De Europese Kaderrichtlijn Water is richtinggevend voor de bescherming van de oppervlaktewaterkwaliteit in de landen in de Europese Unie. Aan alle oppervlaktewateren in een stroomgebied worden kwaliteitsdoelen gesteld die in 2015 moeten worden bereikt. Ruimtelijk relevant rijksbeleid is verwoord in de Nota Ruimte en het Nationaal Waterplan (inclusief de stroomgebiedbeheerplannen).
Op provinciaal niveau zijn de Omgevingsvisie en de bijbehorende Omgevingsverordening richtinggevend voor ruimtelijke plannen.
Het Waterschap Vechtstromen heeft de beleidskaders van rijk en provincie nader uitgewerkt in het Waterbeheerplan 2016-2021. De belangrijkste ruimtelijk relevante thema's zijn waterveiligheid, klimaatbestendigheid omgeving en ruimte voor waterberging. Daarnaast is de Keur van Waterschap Vechtstromen een belangrijk regelstellend instrument waarmee in ruimtelijke plannen rekening moet worden gehouden.
Op gemeentelijk niveau zijn het in overleg met Waterschap Vechtstromen opgestelde gemeentelijk Waterplan en het gemeentelijk Rioleringsplan van belang bij het afwegen van waterbelangen in ruimtelijke plannen.

Watersysteem
In het waterbeheer van de 21e eeuw worden duurzame, veerkrachtige watersystemen nagestreefd. Dit betekent concreet dat droge perioden worden doorstaan zonder droogteschade, vissterfte en stank, en dat in natte perioden geen overlast optreedt door hoge grondwaterstanden of inundaties vanuit oppervlaktewateren. Problemen worden niet afgewenteld op andere gebieden of latere generaties. Het principe "eerst vasthouden, dan bergen, dan pas afvoeren" is hierbij leidend. Rijk, provincies en gemeenten hebben in het Nationaal Bestuursakkoord Water doelen vastgelegd voor het op orde brengen van het watersysteem.

Afvalwaterketen
Het zoveel mogelijk scheiden van vuil en schoon water is belangrijk voor het bereiken van een goede waterkwaliteit.
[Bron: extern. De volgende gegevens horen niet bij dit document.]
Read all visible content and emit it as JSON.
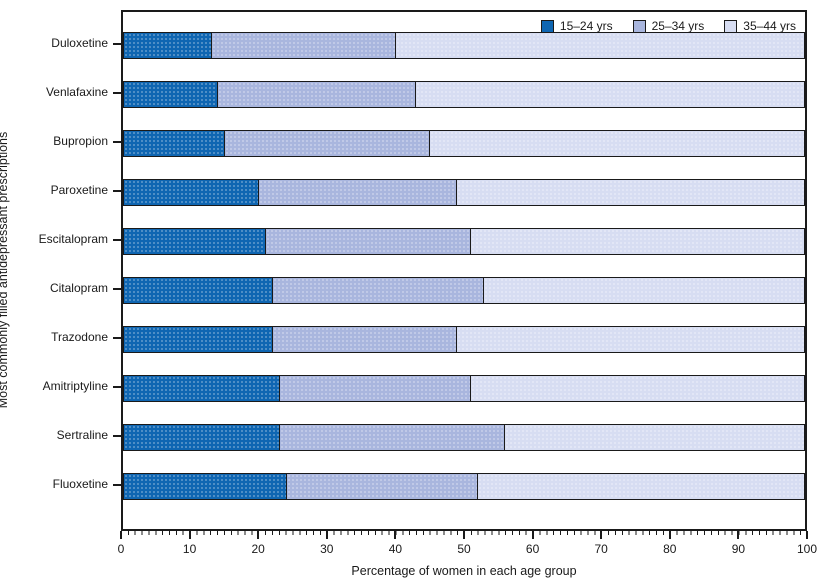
{
  "figure": {
    "y_axis_title": "Most commonly filled antidepressant prescriptions",
    "x_axis_title": "Percentage of women in each age group"
  },
  "chart_data": {
    "type": "bar",
    "orientation": "horizontal",
    "stacked": true,
    "title": "",
    "xlabel": "Percentage of women in each age group",
    "ylabel": "Most commonly filled antidepressant prescriptions",
    "xlim": [
      0,
      100
    ],
    "x_ticks": [
      "0",
      "10",
      "20",
      "30",
      "40",
      "50",
      "60",
      "70",
      "80",
      "90",
      "100"
    ],
    "grid": false,
    "legend_position": "top-right-inside",
    "categories": [
      "Duloxetine",
      "Venlafaxine",
      "Bupropion",
      "Paroxetine",
      "Escitalopram",
      "Citalopram",
      "Trazodone",
      "Amitriptyline",
      "Sertraline",
      "Fluoxetine"
    ],
    "series": [
      {
        "name": "15–24 yrs",
        "color": "#0f66b2",
        "values": [
          13,
          14,
          15,
          20,
          21,
          22,
          22,
          23,
          23,
          24
        ]
      },
      {
        "name": "25–34 yrs",
        "color": "#a9b6de",
        "values": [
          27,
          29,
          30,
          29,
          30,
          31,
          27,
          28,
          33,
          28
        ]
      },
      {
        "name": "35–44 yrs",
        "color": "#d7ddf2",
        "values": [
          60,
          57,
          55,
          51,
          49,
          47,
          51,
          49,
          44,
          48
        ]
      }
    ]
  },
  "colors": {
    "plot_border": "#1a1a1a",
    "background": "#ffffff"
  }
}
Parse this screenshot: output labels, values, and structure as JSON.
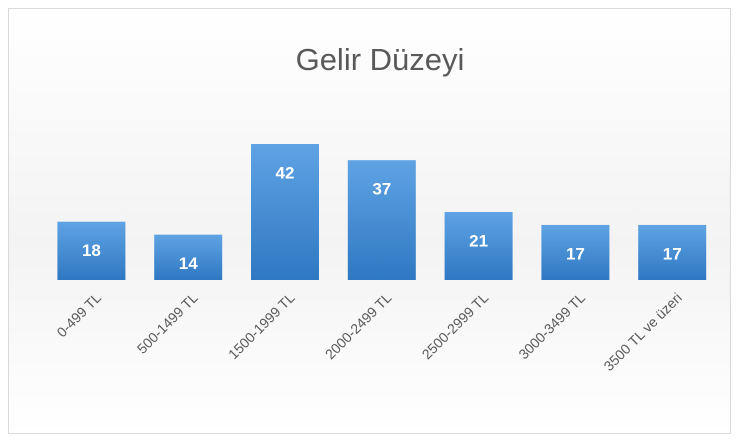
{
  "chart_data": {
    "type": "bar",
    "title": "Gelir Düzeyi",
    "categories": [
      "0-499 TL",
      "500-1499 TL",
      "1500-1999 TL",
      "2000-2499 TL",
      "2500-2999 TL",
      "3000-3499 TL",
      "3500 TL ve üzeri"
    ],
    "values": [
      18,
      14,
      42,
      37,
      21,
      17,
      17
    ],
    "color": "#4a8fd4",
    "grid": false
  }
}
Door te voorkomen dat grote hoeveelheden relatief schoon hemelwater door rioolstelsels worden afgevoerd, neemt het aantal overstorten van verontreinigd rioolwater op oppervlaktewater af en neemt de doelmatigheid van de rioolwaterzuivering toe. Hierdoor verbetert zowel de kwaliteit van oppervlaktewateren waarop overstorten plaatsvinden als de kwaliteit van het effluent ontvangende oppervlaktewater. Indien het schone hemelwater door middel van infiltratie in het gebied wordt vastgehouden alvorens het wordt afgevoerd naar oppervlaktewater, draagt dit bovendien bij aan de duurzaamheid van het watersysteem. Vandaar dat het principe "eerst schoonhouden, dan scheiden, dan pas zuiveren" een belangrijk uitgangspunt is bij nieuwe stedelijke ontwikkelingen. Als het hemelwater niet wordt aangekoppeld of wordt afgekoppeld van het bestaande rioolstelsel is oppervlakkige afvoer en infiltreren in de bodem uitgangspunt. Als infiltratie in de bodem niet mogelijk is, is lozing op het oppervlaktewater via een bodempassage gewenst.


Wateraspecten plangebied
Waterhuishouding
Het plan loopt geen verhoogd risico op wateroverlast als gevolg van overstromingen. Het plan heeft geen schadelijke gevolgen voor de waterkwaliteit en ecologie. In het verleden is er in of rondom het plangebied geen wateroverlast of grondwateroverlast geconstateerd. De toename van het verharde oppervlak is minder dan 1500m2. Het plangebied bevindt zich niet binnen een beschermingszone of herinrichtingszone langs een waterloop, primair watergebied, invloedszone zuiveringstechnisch werk of een retentiecompensatiegebied.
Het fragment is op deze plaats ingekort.